President Donald Trump announced that the three American Christians being held in North Korea have been released, vowing to personally greet them when they arrive back on American soil.
"I am pleased to inform you that Secretary of State Mike Pompeo is in the air and on his way back from North Korea with the three wonderful gentlemen that everyone is looking so forward to meeting. They seem to be in good health," Trump wrote on Twitter Wednesday morning.
"Secretary Pompeo and his 'guests' will be landing at Andrews Air Force Base at 2:00 A.M. in the morning. I will be there to greet them. Very exciting!" the U.S. president added in a follow-up tweet.
Pompeo had traveled this week to meet with North Korean leader Kim Jong Un and secure the release of the prisoners, Kim Dong-chul, Kim Hak-song, and Tony Kim, all who had been held on various charges relating to espionage and their Christian faith.
Kim Dong-chul was sentenced to 10 years of hard labor after his arrest in 2015; Tony Kim was detained in April 2017, while Kim Hak-song was arrested in May 2017.
Trump added that Pompeo had a "good meeting" with Kim.
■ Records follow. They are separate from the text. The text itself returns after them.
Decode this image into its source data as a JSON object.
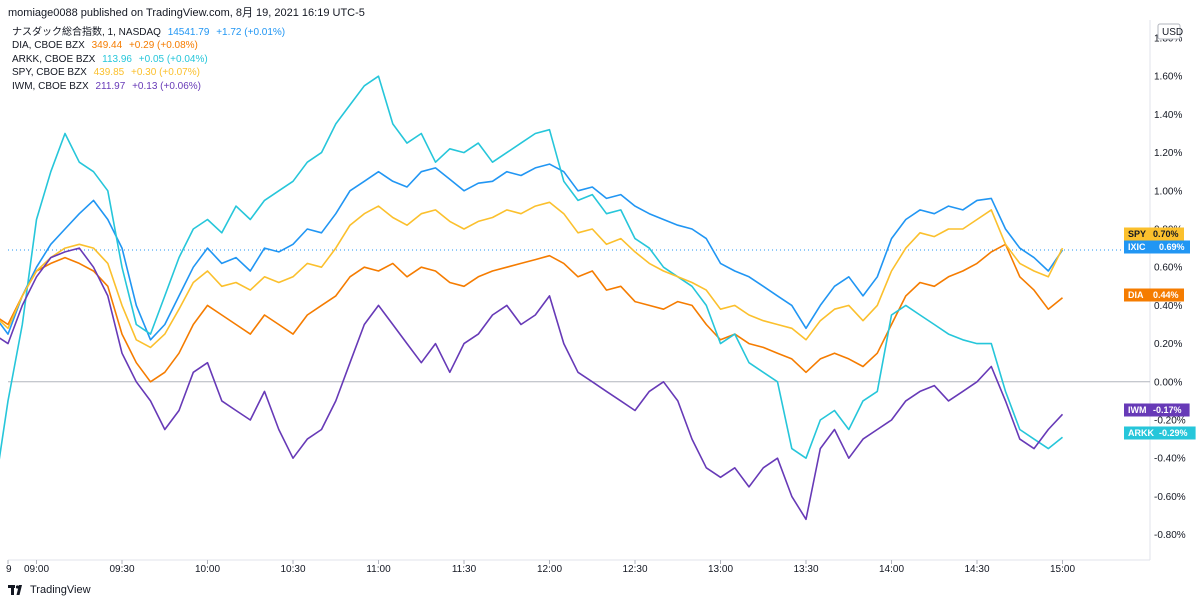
{
  "header": {
    "text": "momiage0088 published on TradingView.com, 8月 19, 2021 16:19 UTC-5"
  },
  "legend": [
    {
      "name": "ナスダック総合指数, 1, NASDAQ",
      "value": "14541.79",
      "change": "+1.72 (+0.01%)",
      "color": "#2196f3"
    },
    {
      "name": "DIA, CBOE BZX",
      "value": "349.44",
      "change": "+0.29 (+0.08%)",
      "color": "#f57c00"
    },
    {
      "name": "ARKK, CBOE BZX",
      "value": "113.96",
      "change": "+0.05 (+0.04%)",
      "color": "#26c6da"
    },
    {
      "name": "SPY, CBOE BZX",
      "value": "439.85",
      "change": "+0.30 (+0.07%)",
      "color": "#fbc02d"
    },
    {
      "name": "IWM, CBOE BZX",
      "value": "211.97",
      "change": "+0.13 (+0.06%)",
      "color": "#673ab7"
    }
  ],
  "footer": {
    "brand": "TradingView"
  },
  "chart_data": {
    "type": "line",
    "y_unit": "USD",
    "y_ticks": [
      "1.80%",
      "1.60%",
      "1.40%",
      "1.20%",
      "1.00%",
      "0.80%",
      "0.60%",
      "0.40%",
      "0.20%",
      "0.00%",
      "-0.20%",
      "-0.40%",
      "-0.60%",
      "-0.80%"
    ],
    "x_ticks": [
      "9",
      "09:00",
      "09:30",
      "10:00",
      "10:30",
      "11:00",
      "11:30",
      "12:00",
      "12:30",
      "13:00",
      "13:30",
      "14:00",
      "14:30",
      "15:00"
    ],
    "ylim": [
      -0.85,
      1.85
    ],
    "x_range": [
      "08:30",
      "15:05"
    ],
    "zero_line": 0,
    "last_price_line": 0.69,
    "series": [
      {
        "name": "IXIC",
        "color": "#2196f3",
        "last_label": "0.69%",
        "x": [
          "08:30",
          "08:35",
          "08:40",
          "08:45",
          "08:50",
          "08:55",
          "09:00",
          "09:05",
          "09:10",
          "09:15",
          "09:20",
          "09:25",
          "09:30",
          "09:35",
          "09:40",
          "09:45",
          "09:50",
          "09:55",
          "10:00",
          "10:05",
          "10:10",
          "10:15",
          "10:20",
          "10:25",
          "10:30",
          "10:35",
          "10:40",
          "10:45",
          "10:50",
          "10:55",
          "11:00",
          "11:05",
          "11:10",
          "11:15",
          "11:20",
          "11:25",
          "11:30",
          "11:35",
          "11:40",
          "11:45",
          "11:50",
          "11:55",
          "12:00",
          "12:05",
          "12:10",
          "12:15",
          "12:20",
          "12:25",
          "12:30",
          "12:35",
          "12:40",
          "12:45",
          "12:50",
          "12:55",
          "13:00",
          "13:05",
          "13:10",
          "13:15",
          "13:20",
          "13:25",
          "13:30",
          "13:35",
          "13:40",
          "13:45",
          "13:50",
          "13:55",
          "14:00",
          "14:05",
          "14:10",
          "14:15",
          "14:20",
          "14:25",
          "14:30",
          "14:35",
          "14:40",
          "14:45",
          "14:50",
          "14:55",
          "15:00"
        ],
        "y": [
          0.15,
          0.3,
          0.1,
          0.35,
          0.25,
          0.45,
          0.6,
          0.72,
          0.8,
          0.88,
          0.95,
          0.85,
          0.7,
          0.4,
          0.22,
          0.3,
          0.45,
          0.6,
          0.7,
          0.62,
          0.65,
          0.58,
          0.7,
          0.68,
          0.72,
          0.8,
          0.78,
          0.88,
          1.0,
          1.05,
          1.1,
          1.05,
          1.02,
          1.1,
          1.12,
          1.06,
          1.0,
          1.04,
          1.05,
          1.1,
          1.08,
          1.12,
          1.14,
          1.1,
          1.0,
          1.02,
          0.96,
          0.98,
          0.92,
          0.88,
          0.85,
          0.82,
          0.8,
          0.75,
          0.62,
          0.58,
          0.55,
          0.5,
          0.45,
          0.4,
          0.28,
          0.4,
          0.5,
          0.55,
          0.45,
          0.55,
          0.75,
          0.85,
          0.9,
          0.88,
          0.92,
          0.9,
          0.95,
          0.96,
          0.8,
          0.7,
          0.65,
          0.58,
          0.69
        ]
      },
      {
        "name": "DIA",
        "color": "#f57c00",
        "last_label": "0.44%",
        "x": [
          "08:30",
          "08:35",
          "08:40",
          "08:45",
          "08:50",
          "08:55",
          "09:00",
          "09:05",
          "09:10",
          "09:15",
          "09:20",
          "09:25",
          "09:30",
          "09:35",
          "09:40",
          "09:45",
          "09:50",
          "09:55",
          "10:00",
          "10:05",
          "10:10",
          "10:15",
          "10:20",
          "10:25",
          "10:30",
          "10:35",
          "10:40",
          "10:45",
          "10:50",
          "10:55",
          "11:00",
          "11:05",
          "11:10",
          "11:15",
          "11:20",
          "11:25",
          "11:30",
          "11:35",
          "11:40",
          "11:45",
          "11:50",
          "11:55",
          "12:00",
          "12:05",
          "12:10",
          "12:15",
          "12:20",
          "12:25",
          "12:30",
          "12:35",
          "12:40",
          "12:45",
          "12:50",
          "12:55",
          "13:00",
          "13:05",
          "13:10",
          "13:15",
          "13:20",
          "13:25",
          "13:30",
          "13:35",
          "13:40",
          "13:45",
          "13:50",
          "13:55",
          "14:00",
          "14:05",
          "14:10",
          "14:15",
          "14:20",
          "14:25",
          "14:30",
          "14:35",
          "14:40",
          "14:45",
          "14:50",
          "14:55",
          "15:00"
        ],
        "y": [
          0.2,
          0.32,
          0.15,
          0.35,
          0.3,
          0.45,
          0.58,
          0.62,
          0.65,
          0.62,
          0.58,
          0.5,
          0.25,
          0.1,
          0.0,
          0.05,
          0.15,
          0.3,
          0.4,
          0.35,
          0.3,
          0.25,
          0.35,
          0.3,
          0.25,
          0.35,
          0.4,
          0.45,
          0.55,
          0.6,
          0.58,
          0.62,
          0.55,
          0.6,
          0.58,
          0.52,
          0.5,
          0.55,
          0.58,
          0.6,
          0.62,
          0.64,
          0.66,
          0.62,
          0.55,
          0.58,
          0.48,
          0.5,
          0.42,
          0.4,
          0.38,
          0.42,
          0.4,
          0.3,
          0.22,
          0.25,
          0.2,
          0.18,
          0.15,
          0.12,
          0.05,
          0.12,
          0.15,
          0.12,
          0.08,
          0.15,
          0.3,
          0.45,
          0.52,
          0.5,
          0.55,
          0.58,
          0.62,
          0.68,
          0.72,
          0.55,
          0.48,
          0.38,
          0.44
        ]
      },
      {
        "name": "ARKK",
        "color": "#26c6da",
        "last_label": "-0.29%",
        "x": [
          "08:30",
          "08:35",
          "08:40",
          "08:45",
          "08:50",
          "08:55",
          "09:00",
          "09:05",
          "09:10",
          "09:15",
          "09:20",
          "09:25",
          "09:30",
          "09:35",
          "09:40",
          "09:45",
          "09:50",
          "09:55",
          "10:00",
          "10:05",
          "10:10",
          "10:15",
          "10:20",
          "10:25",
          "10:30",
          "10:35",
          "10:40",
          "10:45",
          "10:50",
          "10:55",
          "11:00",
          "11:05",
          "11:10",
          "11:15",
          "11:20",
          "11:25",
          "11:30",
          "11:35",
          "11:40",
          "11:45",
          "11:50",
          "11:55",
          "12:00",
          "12:05",
          "12:10",
          "12:15",
          "12:20",
          "12:25",
          "12:30",
          "12:35",
          "12:40",
          "12:45",
          "12:50",
          "12:55",
          "13:00",
          "13:05",
          "13:10",
          "13:15",
          "13:20",
          "13:25",
          "13:30",
          "13:35",
          "13:40",
          "13:45",
          "13:50",
          "13:55",
          "14:00",
          "14:05",
          "14:10",
          "14:15",
          "14:20",
          "14:25",
          "14:30",
          "14:35",
          "14:40",
          "14:45",
          "14:50",
          "14:55",
          "15:00"
        ],
        "y": [
          0.0,
          -0.2,
          -0.4,
          -0.6,
          -0.1,
          0.3,
          0.85,
          1.1,
          1.3,
          1.15,
          1.1,
          1.0,
          0.6,
          0.3,
          0.25,
          0.45,
          0.65,
          0.8,
          0.85,
          0.78,
          0.92,
          0.85,
          0.95,
          1.0,
          1.05,
          1.15,
          1.2,
          1.35,
          1.45,
          1.55,
          1.6,
          1.35,
          1.25,
          1.3,
          1.15,
          1.22,
          1.2,
          1.25,
          1.15,
          1.2,
          1.25,
          1.3,
          1.32,
          1.05,
          0.95,
          0.98,
          0.88,
          0.9,
          0.75,
          0.7,
          0.6,
          0.55,
          0.5,
          0.4,
          0.2,
          0.25,
          0.1,
          0.05,
          0.0,
          -0.35,
          -0.4,
          -0.2,
          -0.15,
          -0.25,
          -0.1,
          -0.05,
          0.35,
          0.4,
          0.35,
          0.3,
          0.25,
          0.22,
          0.2,
          0.2,
          -0.05,
          -0.25,
          -0.3,
          -0.35,
          -0.29
        ]
      },
      {
        "name": "SPY",
        "color": "#fbc02d",
        "last_label": "0.70%",
        "x": [
          "08:30",
          "08:35",
          "08:40",
          "08:45",
          "08:50",
          "08:55",
          "09:00",
          "09:05",
          "09:10",
          "09:15",
          "09:20",
          "09:25",
          "09:30",
          "09:35",
          "09:40",
          "09:45",
          "09:50",
          "09:55",
          "10:00",
          "10:05",
          "10:10",
          "10:15",
          "10:20",
          "10:25",
          "10:30",
          "10:35",
          "10:40",
          "10:45",
          "10:50",
          "10:55",
          "11:00",
          "11:05",
          "11:10",
          "11:15",
          "11:20",
          "11:25",
          "11:30",
          "11:35",
          "11:40",
          "11:45",
          "11:50",
          "11:55",
          "12:00",
          "12:05",
          "12:10",
          "12:15",
          "12:20",
          "12:25",
          "12:30",
          "12:35",
          "12:40",
          "12:45",
          "12:50",
          "12:55",
          "13:00",
          "13:05",
          "13:10",
          "13:15",
          "13:20",
          "13:25",
          "13:30",
          "13:35",
          "13:40",
          "13:45",
          "13:50",
          "13:55",
          "14:00",
          "14:05",
          "14:10",
          "14:15",
          "14:20",
          "14:25",
          "14:30",
          "14:35",
          "14:40",
          "14:45",
          "14:50",
          "14:55",
          "15:00"
        ],
        "y": [
          0.18,
          0.3,
          0.12,
          0.35,
          0.28,
          0.45,
          0.58,
          0.65,
          0.7,
          0.72,
          0.7,
          0.62,
          0.4,
          0.22,
          0.18,
          0.25,
          0.38,
          0.52,
          0.58,
          0.5,
          0.52,
          0.48,
          0.55,
          0.52,
          0.55,
          0.62,
          0.6,
          0.7,
          0.82,
          0.88,
          0.92,
          0.86,
          0.82,
          0.88,
          0.9,
          0.84,
          0.8,
          0.84,
          0.86,
          0.9,
          0.88,
          0.92,
          0.94,
          0.88,
          0.78,
          0.8,
          0.72,
          0.75,
          0.68,
          0.62,
          0.58,
          0.55,
          0.52,
          0.48,
          0.38,
          0.4,
          0.35,
          0.32,
          0.3,
          0.28,
          0.22,
          0.32,
          0.38,
          0.4,
          0.32,
          0.4,
          0.58,
          0.7,
          0.78,
          0.76,
          0.8,
          0.8,
          0.85,
          0.9,
          0.72,
          0.62,
          0.58,
          0.55,
          0.7
        ]
      },
      {
        "name": "IWM",
        "color": "#673ab7",
        "last_label": "-0.17%",
        "x": [
          "08:30",
          "08:35",
          "08:40",
          "08:45",
          "08:50",
          "08:55",
          "09:00",
          "09:05",
          "09:10",
          "09:15",
          "09:20",
          "09:25",
          "09:30",
          "09:35",
          "09:40",
          "09:45",
          "09:50",
          "09:55",
          "10:00",
          "10:05",
          "10:10",
          "10:15",
          "10:20",
          "10:25",
          "10:30",
          "10:35",
          "10:40",
          "10:45",
          "10:50",
          "10:55",
          "11:00",
          "11:05",
          "11:10",
          "11:15",
          "11:20",
          "11:25",
          "11:30",
          "11:35",
          "11:40",
          "11:45",
          "11:50",
          "11:55",
          "12:00",
          "12:05",
          "12:10",
          "12:15",
          "12:20",
          "12:25",
          "12:30",
          "12:35",
          "12:40",
          "12:45",
          "12:50",
          "12:55",
          "13:00",
          "13:05",
          "13:10",
          "13:15",
          "13:20",
          "13:25",
          "13:30",
          "13:35",
          "13:40",
          "13:45",
          "13:50",
          "13:55",
          "14:00",
          "14:05",
          "14:10",
          "14:15",
          "14:20",
          "14:25",
          "14:30",
          "14:35",
          "14:40",
          "14:45",
          "14:50",
          "14:55",
          "15:00"
        ],
        "y": [
          0.15,
          0.3,
          0.05,
          0.25,
          0.2,
          0.4,
          0.55,
          0.65,
          0.68,
          0.7,
          0.6,
          0.45,
          0.15,
          0.0,
          -0.1,
          -0.25,
          -0.15,
          0.05,
          0.1,
          -0.1,
          -0.15,
          -0.2,
          -0.05,
          -0.25,
          -0.4,
          -0.3,
          -0.25,
          -0.1,
          0.1,
          0.3,
          0.4,
          0.3,
          0.2,
          0.1,
          0.2,
          0.05,
          0.2,
          0.25,
          0.35,
          0.4,
          0.3,
          0.35,
          0.45,
          0.2,
          0.05,
          0.0,
          -0.05,
          -0.1,
          -0.15,
          -0.05,
          0.0,
          -0.1,
          -0.3,
          -0.45,
          -0.5,
          -0.45,
          -0.55,
          -0.45,
          -0.4,
          -0.6,
          -0.72,
          -0.35,
          -0.25,
          -0.4,
          -0.3,
          -0.25,
          -0.2,
          -0.1,
          -0.05,
          -0.02,
          -0.1,
          -0.05,
          0.0,
          0.08,
          -0.1,
          -0.3,
          -0.35,
          -0.25,
          -0.17
        ]
      }
    ]
  }
}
He also announced that the date and place for his historic summit with the North Korean leader have been set, though he did not share specifics.
The release of the American prisoners comes amid hopes of warming relations with the North Korean regime, which only last year had threatened America with bombings.
Trump and Kim are expected to meet either late in May or in June and talk about North Korea rolling back its nuclear missiles program, potentially in exchange for sanctions relief.
Activists such as Suzanne Scholte, who chairs the North Korea Freedom Coalition, have warned that unless Kim shows with actions that he is willing to improve the human rights conditions in his country, there should be no negotiations.
"I would not sit down and talk with him until some of those things are demonstrated," Scholte told The Christian Post in an interview in April.
"Stopping the torture and detention of people. Stop persecuting people for religious faith. If they would end that, those would be some signs" of good faith, she added.
Persecution watchdog group Open Doors USA, which lists North Korea as the worst persecutor of Christians in the world, said that the release of the three prisoners is a "positive step," but more work is needed.
"To keep progressing, this first gesture of goodwill must now be followed by further actions to address the long-running, systematic human rights abuses that still plague the people of North Korea. Building on this positive development, we must continue to advocate for the release of political and ideological prisoners among the estimated 250,000 North Koreans in Kim Jong Un's prison system," said David Curry, president and CEO of Open Doors USA, in a statement Wednesday.
"We must continue to call attention to the 50,000 Christians who have been detained in these interrogation centers, prison cells and work camps. And we must continue to work toward religious freedoms for the estimated 300,000 North Korean Christians who must practice their faith under threat of harassment, imprisonment and even death."
Curry urged the Trump administration to push Kim to allow the Red Cross and the United Nations Council of Inquiry to visit the country's labor camps, in order to gain transparency into how hundreds of thousands of people are being treated.
"While the freedom of three American prisoners is a fantastic start, let's acknowledge that Kim has not yet ushered in freedom for all. Don't let these recent positive developments be perceived as the celebratory end of the freedom work in North Korea, and instead let it mark the beginning," Curry warned.